Matthias Konradt: Ethik im Neuen Testament

Matthias Konradt: Ethik im Neuen Testament, Grundrisse zum Neuen Testament. Das Neue Testament Deutsch – Ergänzungsreihe 4, Göttingen: Vandenhoeck & Ruprecht, 2022, geb., 540 S., € 85,−, ISBN 978-3-525-51364-4


Matthias Konradt ist Inhaber des Lehrstuhls für Neutestamentliche Theologie an der Universität Heidelberg. Seit langer Zeit liegt mit diesem Buch wieder eine Gesamtdarstellung neutestamentlicher Ethik im deutschsprachigen Raum vor. Konradt definiert die Aufgabe des Buchs knapp so: „Gegenstand einer neutestamentlichen Ethik ist die Analyse der theologischen Grundlegung, der leitenden Kriterien und der inhaltlichen Bestimmtheit christlichen Lebenswandels, wie sie in den neutestamentlichen Schriften zutage treten. Um ethische Aussagen im NT adäquat verstehen zu können, ist es dabei unerlässlich, sie traditionsgeschichtlich zu kontextualisieren und im Lichte der antiken Lebenswelt zu betrachten“ (1). Untersucht werden Paulus, die Deuteropaulinen, Markus, Matthäus, das lukanische Doppelwerk und das Corpus Johanneum, Hebräer, Jakobus, 1. Petrus und die Offenbarung. 
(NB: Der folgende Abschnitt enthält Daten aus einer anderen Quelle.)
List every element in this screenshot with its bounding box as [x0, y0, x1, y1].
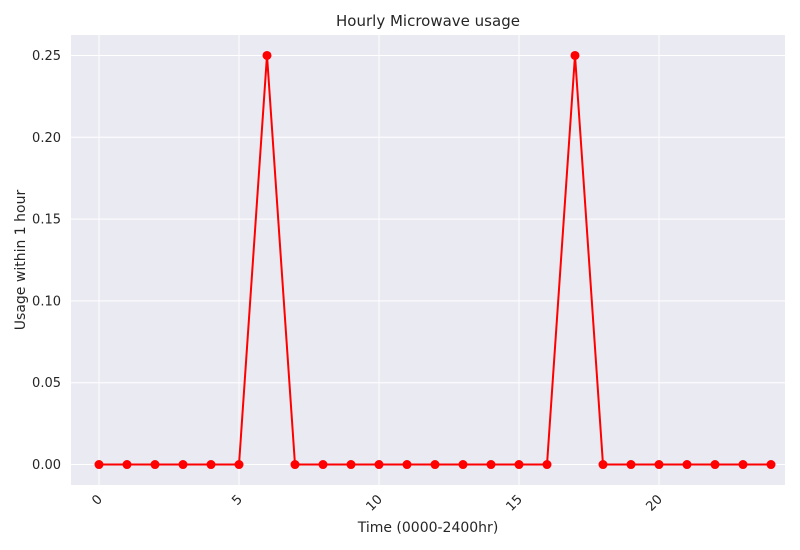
x-axis-ticks: 0 5 10 15 20	[89, 492, 665, 514]
data-point	[710, 460, 720, 470]
x-tick-label: 5	[229, 492, 245, 508]
x-axis-label: Time (0000-2400hr)	[357, 520, 499, 536]
data-point	[150, 460, 160, 470]
y-tick-label: 0.20	[32, 131, 61, 146]
y-axis-label: Usage within 1 hour	[13, 190, 29, 331]
chart-title: Hourly Microwave usage	[336, 12, 520, 30]
data-point	[682, 460, 692, 470]
data-point	[346, 460, 356, 470]
data-point	[94, 460, 104, 470]
y-tick-label: 0.00	[32, 458, 61, 473]
y-tick-label: 0.05	[32, 376, 61, 391]
x-tick-label: 10	[364, 492, 386, 514]
data-point	[178, 460, 188, 470]
data-point	[402, 460, 412, 470]
data-point	[430, 460, 440, 470]
data-point	[542, 460, 552, 470]
data-point	[122, 460, 132, 470]
data-point	[374, 460, 384, 470]
data-point	[290, 460, 300, 470]
series-layer	[94, 50, 776, 470]
data-point	[262, 50, 272, 60]
data-point	[766, 460, 776, 470]
x-tick-label: 20	[644, 492, 666, 514]
data-point	[570, 50, 580, 60]
data-point	[486, 460, 496, 470]
x-tick-label: 0	[89, 492, 105, 508]
y-tick-label: 0.10	[32, 294, 61, 309]
data-point	[206, 460, 216, 470]
data-point	[738, 460, 748, 470]
data-point	[234, 460, 244, 470]
data-point	[598, 460, 608, 470]
data-point	[514, 460, 524, 470]
y-axis-ticks: 0.00 0.05 0.10 0.15 0.20 0.25	[32, 49, 61, 473]
data-point	[318, 460, 328, 470]
plot-area	[71, 35, 785, 485]
data-point	[458, 460, 468, 470]
y-tick-label: 0.25	[32, 49, 61, 64]
y-tick-label: 0.15	[32, 213, 61, 228]
x-tick-label: 15	[504, 492, 526, 514]
data-point	[626, 460, 636, 470]
data-point	[654, 460, 664, 470]
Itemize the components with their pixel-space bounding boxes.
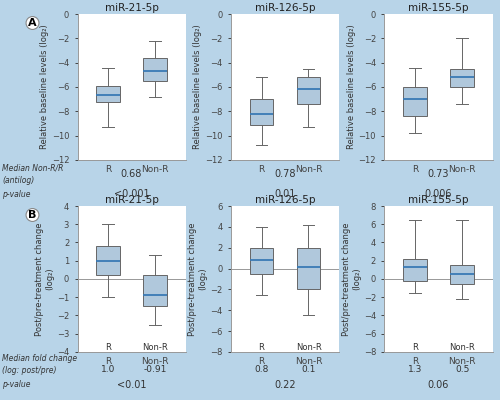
Title: miR-155-5p: miR-155-5p bbox=[408, 195, 469, 205]
Y-axis label: Post/pre-treatment change
(log₂): Post/pre-treatment change (log₂) bbox=[34, 222, 54, 336]
Text: p-value: p-value bbox=[2, 190, 31, 199]
Text: 0.68: 0.68 bbox=[121, 169, 142, 179]
PathPatch shape bbox=[450, 265, 473, 284]
Title: miR-126-5p: miR-126-5p bbox=[255, 3, 316, 13]
Text: A: A bbox=[28, 18, 37, 28]
PathPatch shape bbox=[403, 87, 426, 116]
Text: Median fold change
(log: post/pre): Median fold change (log: post/pre) bbox=[2, 354, 78, 375]
Title: miR-126-5p: miR-126-5p bbox=[255, 195, 316, 205]
Y-axis label: Post/pre-treatment change
(log₂): Post/pre-treatment change (log₂) bbox=[188, 222, 208, 336]
Text: 1.3: 1.3 bbox=[408, 365, 422, 374]
Y-axis label: Post/pre-treatment change
(log₂): Post/pre-treatment change (log₂) bbox=[342, 222, 361, 336]
Text: <0.01: <0.01 bbox=[117, 380, 146, 390]
Text: 0.06: 0.06 bbox=[428, 380, 449, 390]
Text: R: R bbox=[258, 343, 264, 352]
PathPatch shape bbox=[144, 275, 167, 306]
Text: B: B bbox=[28, 210, 36, 220]
Text: Non-R: Non-R bbox=[450, 343, 475, 352]
PathPatch shape bbox=[96, 246, 120, 275]
PathPatch shape bbox=[403, 259, 426, 281]
PathPatch shape bbox=[250, 248, 274, 274]
Text: Non-R: Non-R bbox=[142, 343, 168, 352]
Text: -0.91: -0.91 bbox=[144, 365, 167, 374]
Text: <0.001: <0.001 bbox=[114, 189, 150, 199]
Text: p-value: p-value bbox=[2, 380, 31, 389]
Y-axis label: Relative baseline levels (log₂): Relative baseline levels (log₂) bbox=[194, 24, 202, 149]
PathPatch shape bbox=[450, 69, 473, 87]
Title: miR-21-5p: miR-21-5p bbox=[104, 3, 158, 13]
PathPatch shape bbox=[144, 58, 167, 81]
Text: 0.1: 0.1 bbox=[302, 365, 316, 374]
Y-axis label: Relative baseline levels (log₂): Relative baseline levels (log₂) bbox=[40, 24, 49, 149]
Text: 0.8: 0.8 bbox=[254, 365, 268, 374]
Title: miR-155-5p: miR-155-5p bbox=[408, 3, 469, 13]
Text: Median Non-R/R
(antilog): Median Non-R/R (antilog) bbox=[2, 164, 64, 184]
Text: Non-R: Non-R bbox=[296, 343, 322, 352]
Text: R: R bbox=[412, 343, 418, 352]
Y-axis label: Relative baseline levels (log₂): Relative baseline levels (log₂) bbox=[347, 24, 356, 149]
Text: R: R bbox=[105, 343, 110, 352]
Text: 0.006: 0.006 bbox=[424, 189, 452, 199]
PathPatch shape bbox=[296, 77, 320, 104]
PathPatch shape bbox=[96, 86, 120, 102]
Text: 0.78: 0.78 bbox=[274, 169, 296, 179]
Title: miR-21-5p: miR-21-5p bbox=[104, 195, 158, 205]
PathPatch shape bbox=[296, 248, 320, 289]
Text: 0.22: 0.22 bbox=[274, 380, 296, 390]
Text: 0.5: 0.5 bbox=[455, 365, 469, 374]
Text: 0.73: 0.73 bbox=[428, 169, 449, 179]
Text: 1.0: 1.0 bbox=[100, 365, 115, 374]
PathPatch shape bbox=[250, 99, 274, 125]
Text: 0.01: 0.01 bbox=[274, 189, 295, 199]
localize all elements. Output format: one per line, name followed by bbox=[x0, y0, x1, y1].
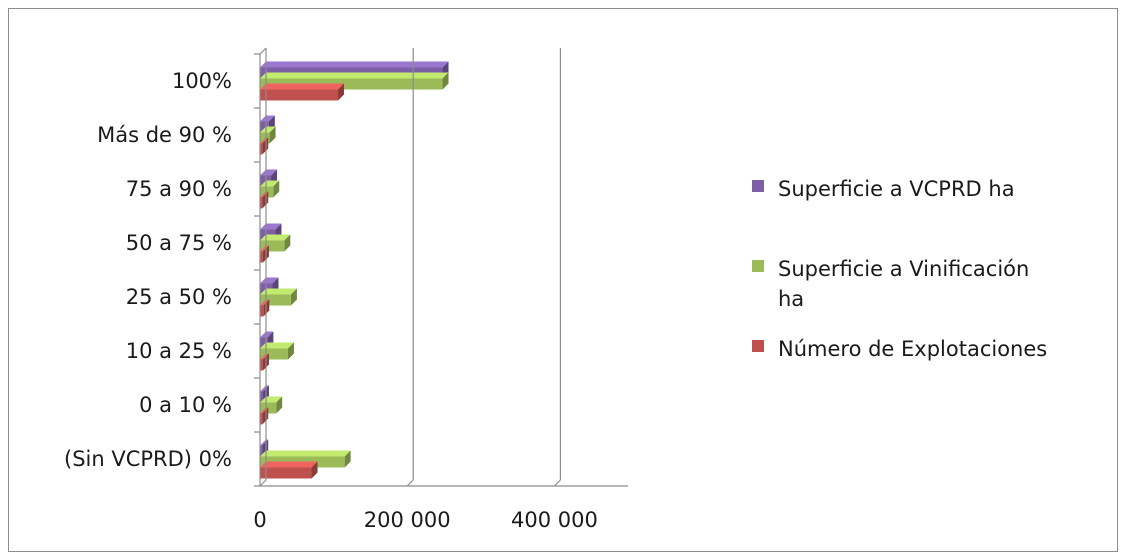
bar-top bbox=[260, 115, 275, 122]
category-label: 10 a 25 % bbox=[126, 339, 232, 363]
category-label: 50 a 75 % bbox=[126, 231, 232, 255]
bar-end bbox=[262, 191, 269, 209]
bar-end bbox=[338, 83, 345, 101]
bar-top bbox=[260, 180, 280, 187]
y-axis-top-edge bbox=[259, 47, 267, 55]
bar-top bbox=[260, 126, 276, 133]
x-tick-label: 400 000 bbox=[511, 508, 598, 532]
legend-label: Número de Explotaciones bbox=[778, 337, 1047, 361]
bar bbox=[260, 391, 263, 403]
plot-area bbox=[266, 48, 634, 480]
bar bbox=[260, 251, 263, 263]
back-wall bbox=[266, 48, 634, 480]
bar bbox=[260, 305, 264, 317]
bar-top bbox=[260, 450, 351, 457]
x-tick-label: 200 000 bbox=[364, 508, 451, 532]
category-label: Más de 90 % bbox=[97, 123, 232, 147]
bar-top bbox=[260, 288, 297, 295]
bar-end bbox=[344, 450, 351, 468]
bar-end bbox=[273, 180, 280, 198]
bar bbox=[260, 240, 285, 252]
category-labels: (Sin VCPRD) 0% 0 a 10 % 10 a 25 % 25 a 50 %… bbox=[64, 69, 232, 471]
bar-top bbox=[260, 83, 345, 90]
tick-labels: 0 200 000 400 000 bbox=[253, 508, 598, 532]
bar bbox=[260, 413, 263, 425]
bar bbox=[260, 89, 339, 101]
category-label: 100% bbox=[172, 69, 232, 93]
bar-top bbox=[260, 169, 278, 176]
axes-group bbox=[254, 47, 628, 487]
legend: Superficie a VCPRD ha Superficie a Vinifi… bbox=[752, 177, 1047, 361]
legend-swatch bbox=[752, 260, 764, 272]
legend-label: ha bbox=[778, 287, 804, 311]
x-tick-label: 0 bbox=[253, 508, 266, 532]
bar bbox=[260, 78, 443, 90]
bar-top bbox=[260, 245, 269, 252]
bar-top bbox=[260, 299, 270, 306]
bar bbox=[260, 348, 288, 360]
bar-end bbox=[287, 342, 294, 360]
bar-top bbox=[260, 331, 274, 338]
bar-top bbox=[260, 353, 269, 360]
legend-swatch bbox=[752, 340, 764, 352]
x-axis-foot bbox=[259, 479, 267, 487]
bars-group bbox=[260, 61, 449, 479]
bar bbox=[260, 467, 312, 479]
bar-top bbox=[260, 61, 449, 68]
bar-top bbox=[260, 223, 282, 230]
gridline-foot bbox=[406, 479, 414, 487]
bar-end bbox=[262, 439, 269, 457]
bar-top bbox=[260, 234, 291, 241]
legend-label: Superficie a VCPRD ha bbox=[778, 177, 1015, 201]
bar bbox=[260, 143, 263, 155]
bar bbox=[260, 359, 263, 371]
category-label: 0 a 10 % bbox=[139, 393, 232, 417]
bar-end bbox=[262, 137, 269, 155]
bar-top bbox=[260, 385, 269, 392]
category-label: 75 a 90 % bbox=[126, 177, 232, 201]
legend-swatch bbox=[752, 180, 764, 192]
bar-top bbox=[260, 72, 449, 79]
bar bbox=[260, 294, 291, 306]
legend-label: Superficie a Vinificación bbox=[778, 257, 1029, 281]
bar-top bbox=[260, 461, 318, 468]
bar-top bbox=[260, 277, 279, 284]
bar-end bbox=[276, 396, 283, 414]
category-label: (Sin VCPRD) 0% bbox=[64, 447, 232, 471]
category-label: 25 a 50 % bbox=[126, 285, 232, 309]
bar-end bbox=[311, 461, 318, 479]
bar bbox=[260, 445, 263, 457]
bar bbox=[260, 197, 263, 209]
bar-end bbox=[442, 72, 449, 90]
bar-end bbox=[269, 126, 276, 144]
bar-end bbox=[284, 234, 291, 252]
bar bbox=[260, 337, 268, 349]
bar-end bbox=[262, 407, 269, 425]
gridline-foot bbox=[553, 479, 561, 487]
bar bbox=[260, 132, 270, 144]
bar-end bbox=[290, 288, 297, 306]
bar bbox=[260, 121, 269, 133]
bar-top bbox=[260, 342, 294, 349]
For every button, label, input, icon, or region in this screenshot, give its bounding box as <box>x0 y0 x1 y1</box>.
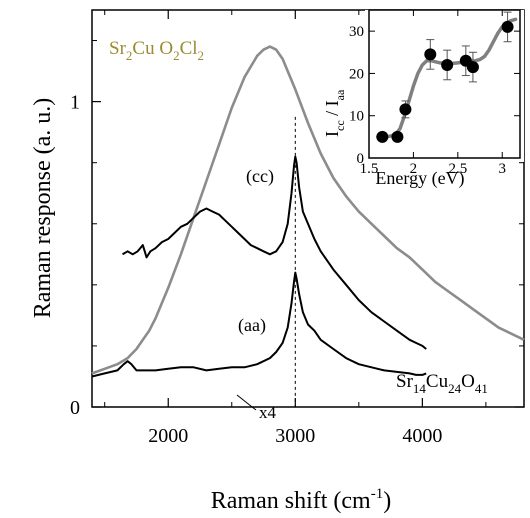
compound-label-bottom: Sr14Cu24O41 <box>396 371 488 396</box>
compound-bottom-sub1: 14 <box>413 381 427 396</box>
x-axis-title-sup: -1 <box>371 486 384 502</box>
compound-bottom-sub2: 24 <box>448 381 462 396</box>
inset-y-title-main: I <box>322 131 342 137</box>
inset-y-title-sub1: cc <box>333 120 347 131</box>
series-line-aa <box>91 271 427 378</box>
x-axis-title-tail: ) <box>383 488 391 514</box>
compound-top-part1: Sr <box>109 38 127 59</box>
x-tick-label: 4000 <box>402 425 442 447</box>
compound-top-part2: Cu O <box>132 38 173 59</box>
inset-data-point <box>441 58 454 71</box>
inset-y-tick-label: 0 <box>357 151 365 167</box>
inset-y-tick-label: 20 <box>349 66 364 82</box>
compound-top-sub3: 2 <box>198 48 205 63</box>
compound-bottom-part3: O <box>461 371 475 392</box>
inset-data-point <box>424 48 437 61</box>
x-tick-label: 2000 <box>148 425 188 447</box>
compound-top-sub2: 2 <box>173 48 180 63</box>
y-tick-label: 1 <box>70 92 80 114</box>
inset-x-tick-label: 1.5 <box>360 161 379 177</box>
series-line-cc <box>121 155 427 350</box>
x-axis-title-main: Raman shift (cm <box>211 488 371 514</box>
y-tick-label: 0 <box>70 397 80 419</box>
compound-top-sub1: 2 <box>126 48 133 63</box>
inset-data-point <box>399 103 412 116</box>
label-cc: (cc) <box>246 166 274 187</box>
main-axis-ticks: 2000 3000 4000 0 1 <box>70 10 524 447</box>
inset-series-group <box>376 11 518 143</box>
inset-data-point <box>376 130 389 143</box>
inset-y-axis-title: Icc / Iaa <box>322 89 347 137</box>
compound-bottom-sub3: 41 <box>475 381 488 396</box>
compound-top-part3: Cl <box>180 38 198 59</box>
inset-data-point <box>391 130 404 143</box>
main-series-group <box>91 45 525 378</box>
inset-x-tick-label: 3 <box>498 161 506 177</box>
series-line-sr2 <box>91 45 525 375</box>
inset-y-title-mid: / I <box>322 100 342 120</box>
inset-data-point <box>466 61 479 74</box>
inset-x-tick-label: 2.5 <box>448 161 467 177</box>
x4-pointer-line <box>236 394 257 411</box>
main-plot-frame <box>91 9 525 408</box>
inset-y-title-sub2: aa <box>333 89 347 100</box>
inset-plot-frame <box>368 9 521 159</box>
label-aa: (aa) <box>238 315 266 336</box>
inset-y-tick-label: 10 <box>349 109 364 125</box>
compound-bottom-part2: Cu <box>426 371 449 392</box>
compound-bottom-part1: Sr <box>396 371 414 392</box>
inset-x-axis-title: Energy (eV) <box>375 168 464 189</box>
inset-x-tick-label: 2 <box>410 161 418 177</box>
x-axis-title: Raman shift (cm-1) <box>211 486 391 514</box>
compound-label-top: Sr2Cu O2Cl2 <box>109 38 204 63</box>
main-chart: 2000 3000 4000 0 1 Raman shift (cm-1) Raman … <box>30 9 525 514</box>
y-axis-title: Raman response (a. u.) <box>30 98 56 319</box>
x-tick-label: 3000 <box>275 425 315 447</box>
label-x4: x4 <box>259 403 277 422</box>
inset-data-point <box>501 20 514 33</box>
inset-y-tick-label: 30 <box>349 24 364 40</box>
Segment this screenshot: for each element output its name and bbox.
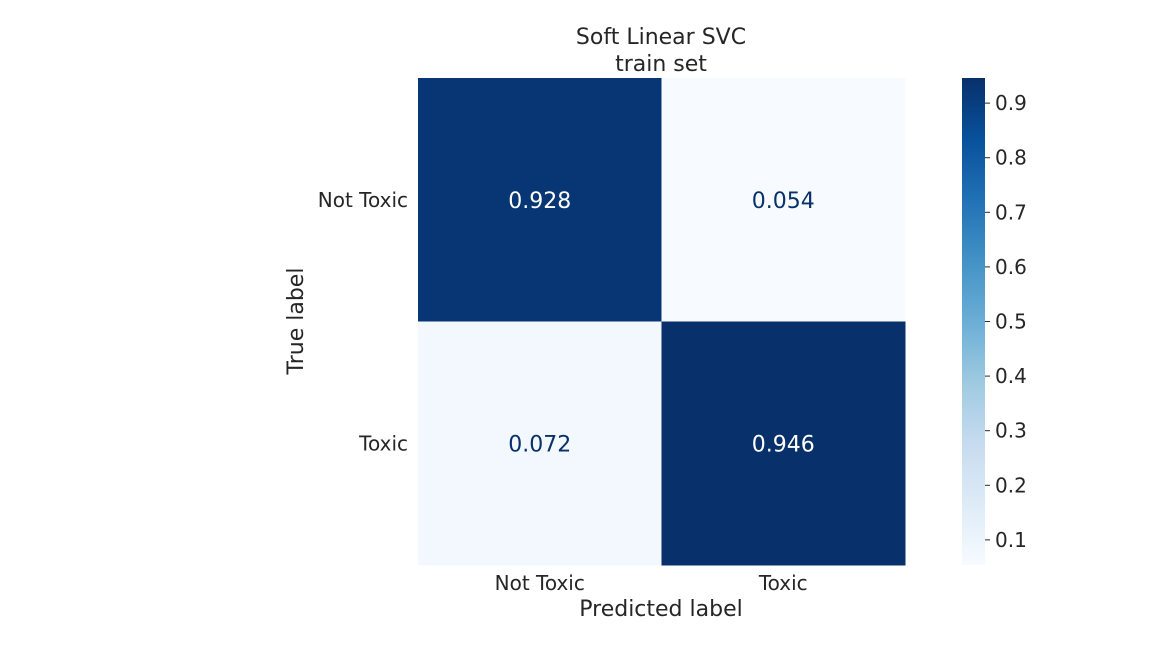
- x-tick-label: Not Toxic: [495, 571, 585, 595]
- cell-value-label: 0.072: [508, 432, 571, 457]
- cell-value-label: 0.928: [508, 189, 571, 214]
- cell-value-label: 0.054: [752, 189, 815, 214]
- heatmap-cell: [661, 321, 906, 566]
- colorbar-tick-label: 0.5: [995, 310, 1027, 334]
- y-axis-label: True label: [284, 268, 309, 376]
- heatmap-cell: [418, 321, 662, 566]
- colorbar-tick-label: 0.7: [995, 200, 1027, 224]
- colorbar-tick-label: 0.1: [995, 528, 1027, 552]
- colorbar: [962, 78, 985, 565]
- x-tick-labels: Not Toxic Toxic: [495, 571, 808, 595]
- colorbar-ticks: 0.1 0.2 0.3 0.4 0.5 0.6 0.7 0.8 0.9: [985, 91, 1027, 552]
- chart-title: Soft Linear SVC: [576, 25, 746, 50]
- y-tick-label: Not Toxic: [318, 188, 408, 212]
- colorbar-tick-label: 0.8: [995, 146, 1027, 170]
- heatmap-cell: [661, 78, 906, 322]
- heatmap-cells: 0.928 0.054 0.072 0.946: [418, 78, 906, 566]
- x-tick-label: Toxic: [758, 571, 808, 595]
- x-axis-label: Predicted label: [579, 597, 742, 622]
- colorbar-tick-label: 0.9: [995, 91, 1027, 115]
- colorbar-tick-label: 0.2: [995, 473, 1027, 497]
- colorbar-tick-label: 0.6: [995, 255, 1027, 279]
- colorbar-tick-label: 0.4: [995, 364, 1027, 388]
- y-tick-label: Toxic: [358, 431, 408, 455]
- cell-value-label: 0.946: [752, 432, 815, 457]
- y-tick-labels: Not Toxic Toxic: [318, 188, 408, 456]
- chart-subtitle: train set: [615, 52, 707, 77]
- heatmap-cell: [418, 78, 662, 322]
- colorbar-tick-label: 0.3: [995, 419, 1027, 443]
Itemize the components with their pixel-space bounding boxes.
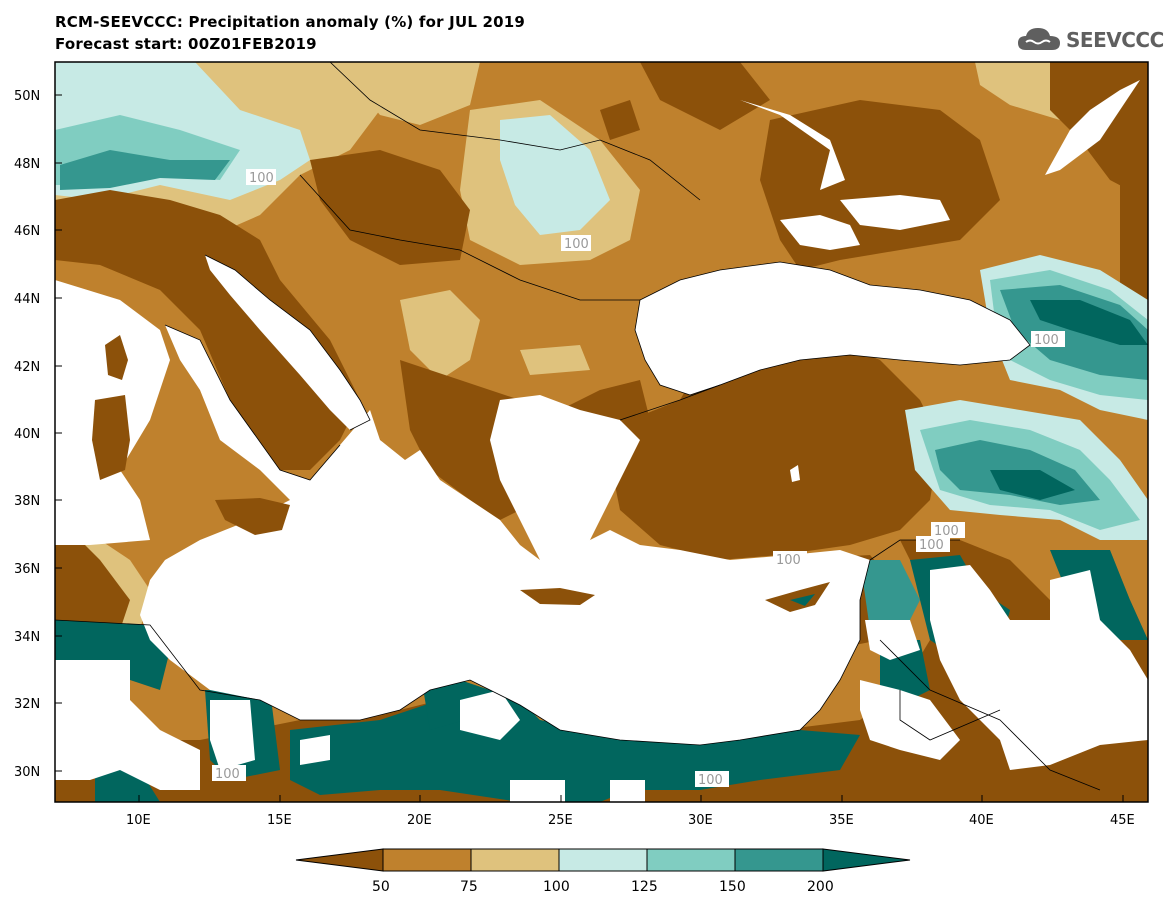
map-title: RCM-SEEVCCC: Precipitation anomaly (%) f… bbox=[55, 13, 526, 31]
lon-tick-label: 45E bbox=[1110, 813, 1135, 828]
lon-tick-label: 30E bbox=[688, 813, 713, 828]
contour-labels: 100 100 100 100 100 100 100 100 bbox=[212, 169, 1065, 788]
colorbar-segment bbox=[295, 848, 384, 872]
colorbar-label: 125 bbox=[631, 879, 658, 895]
colorbar-segment bbox=[470, 848, 560, 872]
colorbar-segment bbox=[646, 848, 736, 872]
lon-tick-label: 20E bbox=[407, 813, 432, 828]
logo-text: SEEVCCC bbox=[1066, 28, 1164, 52]
lat-tick-label: 36N bbox=[14, 562, 40, 577]
colorbar-labels: 50 75 100 125 150 200 bbox=[372, 879, 834, 895]
lon-tick-label: 10E bbox=[126, 813, 151, 828]
contour-label: 100 bbox=[776, 553, 801, 568]
lat-tick-label: 50N bbox=[14, 89, 40, 104]
contour-label: 100 bbox=[564, 237, 589, 252]
colorbar-legend bbox=[295, 848, 911, 872]
colorbar-segment bbox=[822, 848, 911, 872]
colorbar-label: 150 bbox=[719, 879, 746, 895]
colorbar-label: 75 bbox=[460, 879, 478, 895]
contour-label: 100 bbox=[215, 767, 240, 782]
lat-tick-label: 42N bbox=[14, 360, 40, 375]
seevccc-logo: SEEVCCC bbox=[1016, 22, 1164, 58]
lat-tick-label: 32N bbox=[14, 697, 40, 712]
map-field bbox=[55, 62, 1148, 802]
colorbar-segment bbox=[558, 848, 648, 872]
colorbar-label: 200 bbox=[807, 879, 834, 895]
longitude-axis: 10E 15E 20E 25E 30E 35E 40E 45E bbox=[126, 795, 1135, 828]
lon-tick-label: 40E bbox=[969, 813, 994, 828]
colorbar-label: 100 bbox=[543, 879, 570, 895]
contour-label: 100 bbox=[1034, 333, 1059, 348]
colorbar-segment bbox=[734, 848, 824, 872]
lat-tick-label: 40N bbox=[14, 427, 40, 442]
lat-tick-label: 46N bbox=[14, 224, 40, 239]
lat-tick-label: 38N bbox=[14, 494, 40, 509]
lat-tick-label: 30N bbox=[14, 765, 40, 780]
lat-tick-label: 34N bbox=[14, 630, 40, 645]
lon-tick-label: 15E bbox=[267, 813, 292, 828]
colorbar-label: 50 bbox=[372, 879, 390, 895]
lon-tick-label: 25E bbox=[548, 813, 573, 828]
contour-label: 100 bbox=[919, 538, 944, 553]
map-frame bbox=[54, 61, 1149, 803]
lat-tick-label: 44N bbox=[14, 292, 40, 307]
forecast-start-label: Forecast start: 00Z01FEB2019 bbox=[55, 35, 317, 53]
contour-label: 100 bbox=[934, 524, 959, 539]
cloud-icon bbox=[1018, 28, 1060, 50]
lat-tick-label: 48N bbox=[14, 157, 40, 172]
contour-label: 100 bbox=[698, 773, 723, 788]
lon-tick-label: 35E bbox=[829, 813, 854, 828]
contour-label: 100 bbox=[249, 171, 274, 186]
colorbar-segment bbox=[382, 848, 472, 872]
latitude-axis: 50N 48N 46N 44N 42N 40N 38N 36N 34N 32N … bbox=[14, 89, 62, 780]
Im 2. Kapitel geht Konradt unter der Überschrift „Kontexte und Voraussetzungen“ (17–60) näher auf den traditionsgeschichtlichen Zusammenhang sowie die antike Lebenswelt der ntl. Ethik ein. Dazu untersucht er 1. verschiedene hellenistische philosophische Ansätze: Platon und die Akademie in Athen, Aristoteles, den Kynismus, den Epikureismus sowie die Stoa. Er geht auch auf popularisierte philosophische Anschauungen und die Alltagsmoral ein. 2. Große Bedeutung hat die an der Tora orientierte ethische Unterweisung im Frühjudentum, deren Traditionen er differenziert darstellt und auf die alltagsrelevanten Bereiche konzentriert. Sie werden durch weisheitliche und pagane philosophisch-ethische Traditionen angereichert. 3. Die ethische Unterweisung Jesu versteht Konradt als Grundimpuls für die frühchristliche Ethik. Inhaltlich werden dabei acht Themenbereiche hervorgehoben.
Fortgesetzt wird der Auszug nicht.